Across the U.S., the total number of adults with a high school diploma and no college, or with some college education, but no four-year degree, grew by roughly 11% from 2002 to 2012. But Right to Work states’ aggregate increase of 19.4% was more than triple the 6.2% increase for forced-unionism states. Right to Work states’ population growth advantage for adults with at least a bachelor’s degree education was significant, but far more modest.
In Right to Work states, the number of adults with a bachelor’s or post-graduate education grew by 25.7%, compared to 19.9% growth in forced-unionism states. Finally, among adults without a high school diploma, net migration to Right to Work states was quite modest. Overall, the number of adults with no high school degree grew by roughly three percentage points more in Right to Work states than in forced-unionism states from 2002 to 2012.
Economic observers who pay insufficient attention to migration patterns often praise forced-unionism states like California, New Jersey, and Massachusetts for the rapid growth in the share of their workforces that is college-educated. What the data actually show is that all of these states have slower long-term growth in the number of college-educated adults than the Right to Work average. Forced-unionism California, New Jersey, and Massachusetts are actually getting “smarter” as a result of their substantial net out-migration of employees without a college degree.

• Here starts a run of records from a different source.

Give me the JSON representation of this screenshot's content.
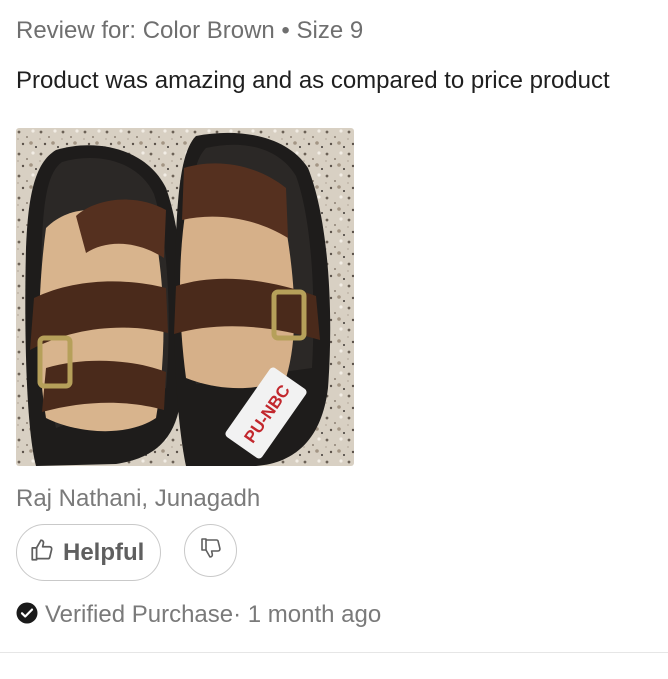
{
  "review": {
    "variant": "Review for: Color Brown • Size 9",
    "text": "Product was amazing and as compared to price product",
    "author": "Raj Nathani, Junagadh",
    "helpful_label": "Helpful",
    "verified_label": "Verified Purchase",
    "time_ago": "· 1 month ago",
    "photo_tag_text": "PU-NBC"
  },
  "icons": {
    "helpful": "thumbs-up-icon",
    "not_helpful": "thumbs-down-icon",
    "verified": "check-circle-icon"
  },
  "colors": {
    "text_secondary": "#7a7a7a",
    "text_primary": "#1f1f1f",
    "border": "#c9c9c9"
  }
}
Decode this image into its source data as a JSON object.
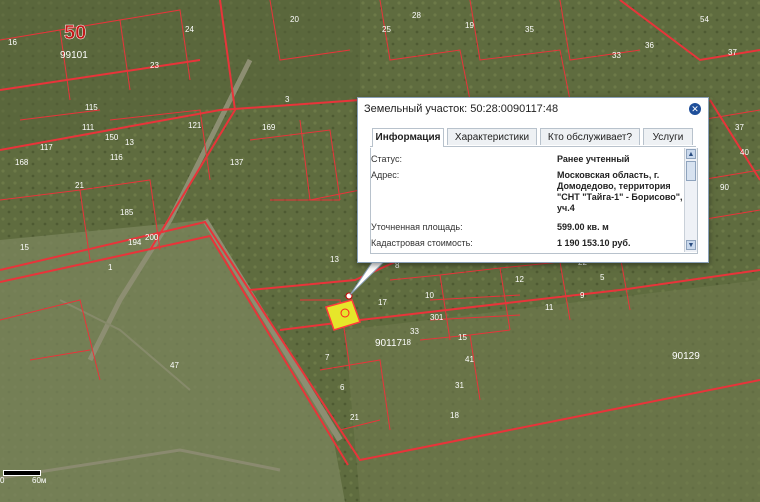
{
  "map": {
    "region_code": "50",
    "quarter_labels": [
      "99101",
      "90117",
      "90129"
    ],
    "parcel_numbers": [
      "16",
      "24",
      "23",
      "20",
      "25",
      "28",
      "19",
      "35",
      "36",
      "33",
      "54",
      "37",
      "115",
      "111",
      "150",
      "121",
      "116",
      "13",
      "3",
      "168",
      "137",
      "169",
      "21",
      "117",
      "185",
      "194",
      "200",
      "15",
      "1",
      "13",
      "8",
      "17",
      "10",
      "301",
      "33",
      "18",
      "15",
      "31",
      "7",
      "41",
      "47",
      "6",
      "21",
      "18",
      "37",
      "40",
      "90",
      "12",
      "11",
      "9",
      "5",
      "22"
    ]
  },
  "popup": {
    "title": "Земельный участок: 50:28:0090117:48",
    "tabs": [
      "Информация",
      "Характеристики",
      "Кто обслуживает?",
      "Услуги"
    ],
    "active_tab": "Информация",
    "fields": [
      {
        "label": "Статус:",
        "value": "Ранее учтенный"
      },
      {
        "label": "Адрес:",
        "value": "Московская область, г. Домодедово, территория \"СНТ \"Тайга-1\" - Борисово\", уч.4"
      },
      {
        "label": "Уточненная площадь:",
        "value": "599.00 кв. м"
      },
      {
        "label": "Кадастровая стоимость:",
        "value": "1 190 153.10 руб."
      }
    ]
  },
  "scale": {
    "left": "0",
    "right": "60м"
  },
  "colors": {
    "boundary": "#e8343a",
    "highlight": "#e6e62a",
    "popup_border": "#8aa0b8"
  }
}
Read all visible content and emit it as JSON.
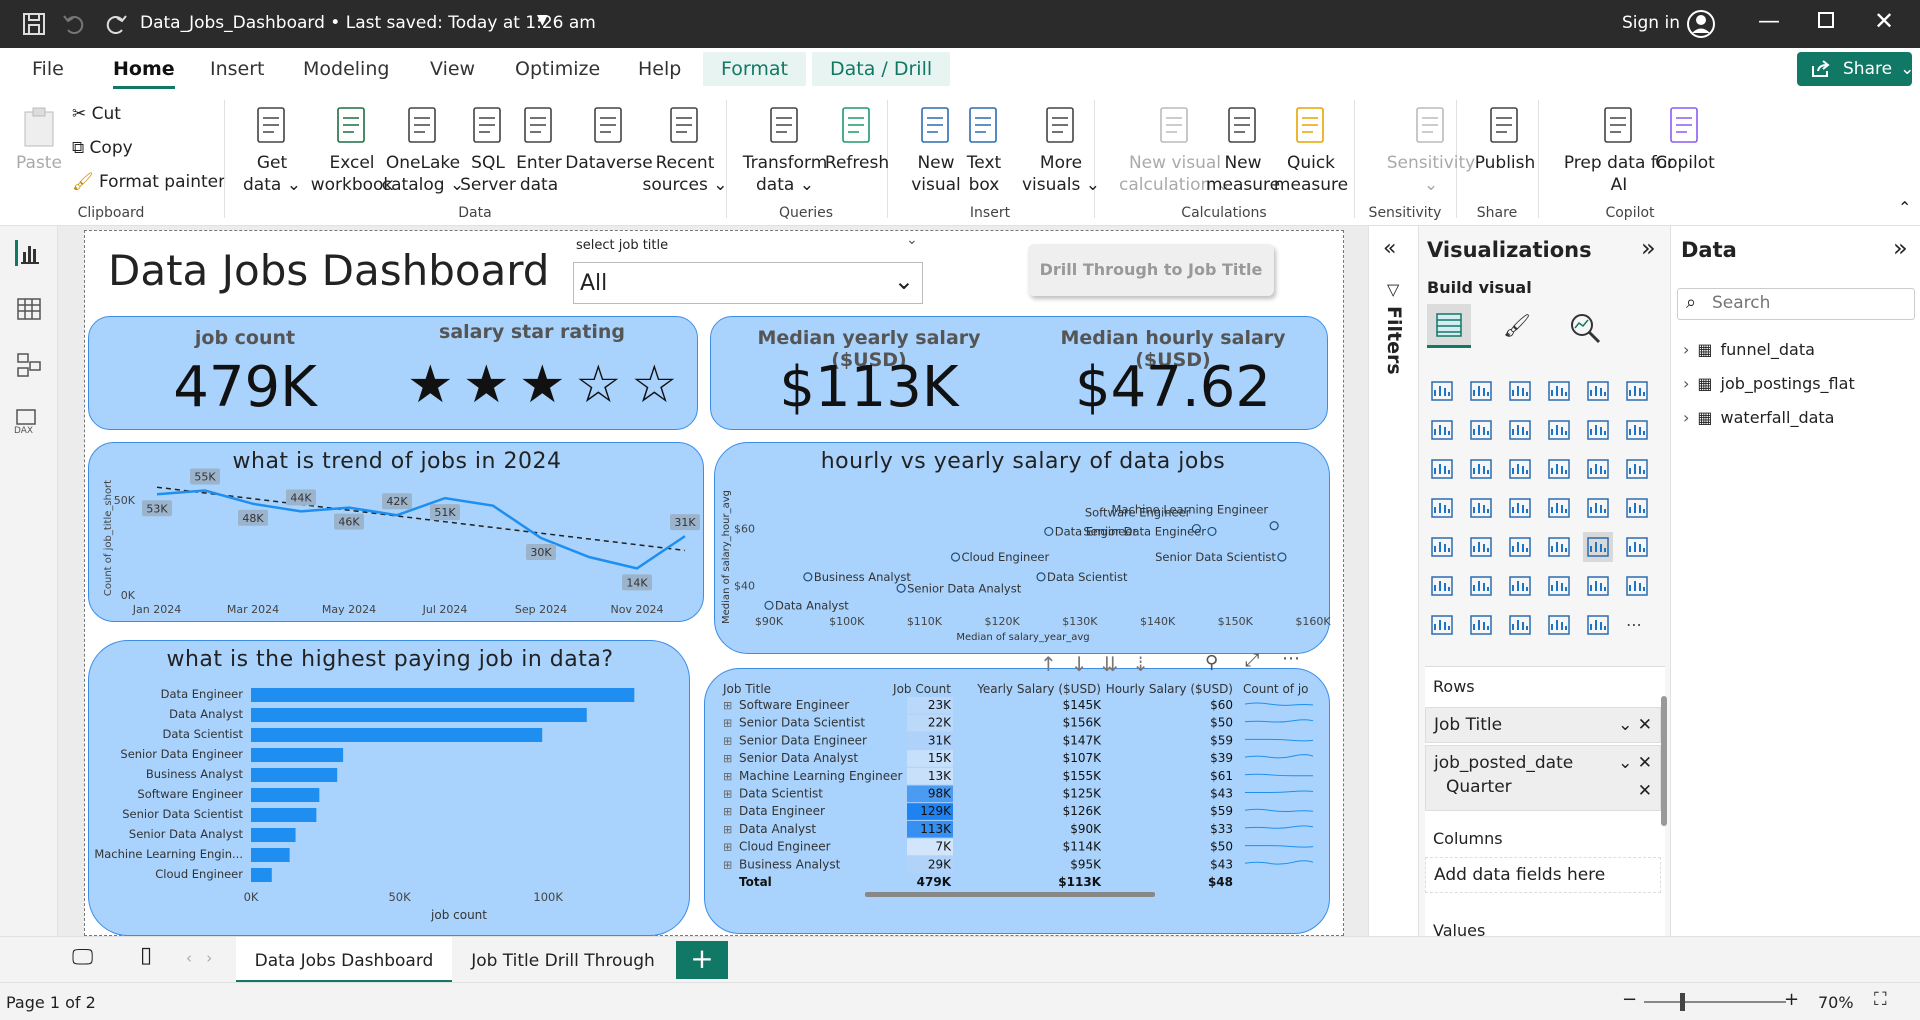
{
  "titlebar": {
    "doc_title": "Data_Jobs_Dashboard • Last saved: Today at 1:26 am",
    "sign_in": "Sign in"
  },
  "menu": {
    "tabs": [
      "File",
      "Home",
      "Insert",
      "Modeling",
      "View",
      "Optimize",
      "Help",
      "Format",
      "Data / Drill"
    ],
    "share": "Share"
  },
  "ribbon": {
    "clipboard": {
      "paste": "Paste",
      "cut": "Cut",
      "copy": "Copy",
      "format_painter": "Format painter",
      "group": "Clipboard"
    },
    "data": {
      "group": "Data",
      "buttons": [
        [
          "Get",
          "data ⌄"
        ],
        [
          "Excel",
          "workbook"
        ],
        [
          "OneLake",
          "catalog ⌄"
        ],
        [
          "SQL",
          "Server"
        ],
        [
          "Enter",
          "data"
        ],
        [
          "Dataverse",
          ""
        ],
        [
          "Recent",
          "sources ⌄"
        ]
      ]
    },
    "queries": {
      "group": "Queries",
      "buttons": [
        [
          "Transform",
          "data ⌄"
        ],
        [
          "Refresh",
          ""
        ]
      ]
    },
    "insert": {
      "group": "Insert",
      "buttons": [
        [
          "New",
          "visual"
        ],
        [
          "Text",
          "box"
        ],
        [
          "More",
          "visuals ⌄"
        ]
      ]
    },
    "calculations": {
      "group": "Calculations",
      "buttons": [
        [
          "New visual",
          "calculation ⌄"
        ],
        [
          "New",
          "measure"
        ],
        [
          "Quick",
          "measure"
        ]
      ]
    },
    "sensitivity": {
      "group": "Sensitivity",
      "buttons": [
        [
          "Sensitivity",
          "⌄"
        ]
      ]
    },
    "share": {
      "group": "Share",
      "buttons": [
        [
          "Publish",
          ""
        ]
      ]
    },
    "copilot": {
      "group": "Copilot",
      "buttons": [
        [
          "Prep data for",
          "AI"
        ],
        [
          "Copilot",
          ""
        ]
      ]
    }
  },
  "dashboard": {
    "title": "Data Jobs Dashboard",
    "slicer": {
      "label": "select job title",
      "value": "All"
    },
    "drill_button": "Drill Through to Job Title",
    "kpis": {
      "job_count_label": "job count",
      "job_count": "479K",
      "rating_label": "salary star rating",
      "rating": 3,
      "rating_max": 5,
      "median_yearly_label": "Median yearly salary ($USD)",
      "median_yearly": "$113K",
      "median_hourly_label": "Median hourly salary ($USD)",
      "median_hourly": "$47.62"
    },
    "trend_title": "what is trend of jobs in 2024",
    "scatter_title": "hourly vs yearly salary of data jobs",
    "bar_title": "what is the highest paying job in data?"
  },
  "chart_data": [
    {
      "type": "line",
      "title": "what is trend of jobs in 2024",
      "ylabel": "Count of job_title_short",
      "xlabel": "",
      "x": [
        "Jan 2024",
        "Feb 2024",
        "Mar 2024",
        "Apr 2024",
        "May 2024",
        "Jun 2024",
        "Jul 2024",
        "Aug 2024",
        "Sep 2024",
        "Oct 2024",
        "Nov 2024",
        "Dec 2024"
      ],
      "x_ticks": [
        "Jan 2024",
        "Mar 2024",
        "May 2024",
        "Jul 2024",
        "Sep 2024",
        "Nov 2024"
      ],
      "y": [
        53,
        55,
        48,
        44,
        46,
        42,
        51,
        47,
        30,
        20,
        14,
        31
      ],
      "data_labels": [
        "53K",
        "55K",
        "48K",
        "44K",
        "46K",
        "42K",
        "51K",
        "",
        "30K",
        "",
        "14K",
        "31K"
      ],
      "y_ticks": [
        "0K",
        "50K"
      ],
      "ylim": [
        0,
        60
      ],
      "trendline": true
    },
    {
      "type": "scatter",
      "title": "hourly vs yearly salary of data jobs",
      "xlabel": "Median of salary_year_avg",
      "ylabel": "Median of salary_hour_avg",
      "x_ticks": [
        "$90K",
        "$100K",
        "$110K",
        "$120K",
        "$130K",
        "$140K",
        "$150K",
        "$160K"
      ],
      "y_ticks": [
        "$40",
        "$60"
      ],
      "xlim": [
        90,
        160
      ],
      "ylim": [
        31,
        69
      ],
      "points": [
        {
          "label": "Data Analyst",
          "x": 90,
          "y": 33
        },
        {
          "label": "Business Analyst",
          "x": 95,
          "y": 43
        },
        {
          "label": "Senior Data Analyst",
          "x": 107,
          "y": 39
        },
        {
          "label": "Cloud Engineer",
          "x": 114,
          "y": 50
        },
        {
          "label": "Data Scientist",
          "x": 125,
          "y": 43
        },
        {
          "label": "Data Engineer",
          "x": 126,
          "y": 59
        },
        {
          "label": "Senior Data Engineer",
          "x": 147,
          "y": 59
        },
        {
          "label": "Machine Learning Engineer",
          "x": 155,
          "y": 61
        },
        {
          "label": "Software Engineer",
          "x": 145,
          "y": 60
        },
        {
          "label": "Senior Data Scientist",
          "x": 156,
          "y": 50
        }
      ]
    },
    {
      "type": "bar",
      "orientation": "horizontal",
      "title": "what is the highest paying job in data?",
      "xlabel": "job count",
      "x_ticks": [
        "0K",
        "50K",
        "100K"
      ],
      "xlim": [
        0,
        140
      ],
      "categories": [
        "Data Engineer",
        "Data Analyst",
        "Data Scientist",
        "Senior Data Engineer",
        "Business Analyst",
        "Software Engineer",
        "Senior Data Scientist",
        "Senior Data Analyst",
        "Machine Learning Engin...",
        "Cloud Engineer"
      ],
      "values": [
        129,
        113,
        98,
        31,
        29,
        23,
        22,
        15,
        13,
        7
      ]
    },
    {
      "type": "table",
      "columns": [
        "Job Title",
        "Job Count",
        "Yearly Salary ($USD)",
        "Hourly Salary ($USD)",
        "Count of jo"
      ],
      "rows": [
        [
          "Software Engineer",
          "23K",
          "$145K",
          "$60"
        ],
        [
          "Senior Data Scientist",
          "22K",
          "$156K",
          "$50"
        ],
        [
          "Senior Data Engineer",
          "31K",
          "$147K",
          "$59"
        ],
        [
          "Senior Data Analyst",
          "15K",
          "$107K",
          "$39"
        ],
        [
          "Machine Learning Engineer",
          "13K",
          "$155K",
          "$61"
        ],
        [
          "Data Scientist",
          "98K",
          "$125K",
          "$43"
        ],
        [
          "Data Engineer",
          "129K",
          "$126K",
          "$59"
        ],
        [
          "Data Analyst",
          "113K",
          "$90K",
          "$33"
        ],
        [
          "Cloud Engineer",
          "7K",
          "$114K",
          "$50"
        ],
        [
          "Business Analyst",
          "29K",
          "$95K",
          "$43"
        ]
      ],
      "job_count_values": [
        23,
        22,
        31,
        15,
        13,
        98,
        129,
        113,
        7,
        29
      ],
      "total": [
        "Total",
        "479K",
        "$113K",
        "$48"
      ]
    }
  ],
  "filters": {
    "label": "Filters"
  },
  "visualizations": {
    "title": "Visualizations",
    "build": "Build visual",
    "rows_label": "Rows",
    "row_fields": [
      "Job Title",
      "job_posted_date",
      "Quarter"
    ],
    "columns_label": "Columns",
    "columns_placeholder": "Add data fields here",
    "values_label": "Values"
  },
  "data_pane": {
    "title": "Data",
    "search_placeholder": "Search",
    "tables": [
      "funnel_data",
      "job_postings_flat",
      "waterfall_data"
    ]
  },
  "pages": {
    "tabs": [
      "Data Jobs Dashboard",
      "Job Title Drill Through"
    ],
    "add": "+"
  },
  "status": {
    "page": "Page 1 of 2",
    "zoom": "70%"
  },
  "colors": {
    "accent": "#117865",
    "card": "#a9d3fc",
    "series": "#1e8ff0"
  }
}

The cockamamie means by which California’s elected officials are attempting to make their state more prosperous recently inspired Hoover Institution fellow and commentator Victor Davis Hanson to label his state as the “epicenter of the new regressive progressive.” (See the link below.) But it is actually just one of a number of forced-unionism states that has, deliberately or not, become more and more inhospitable to workers with average skills.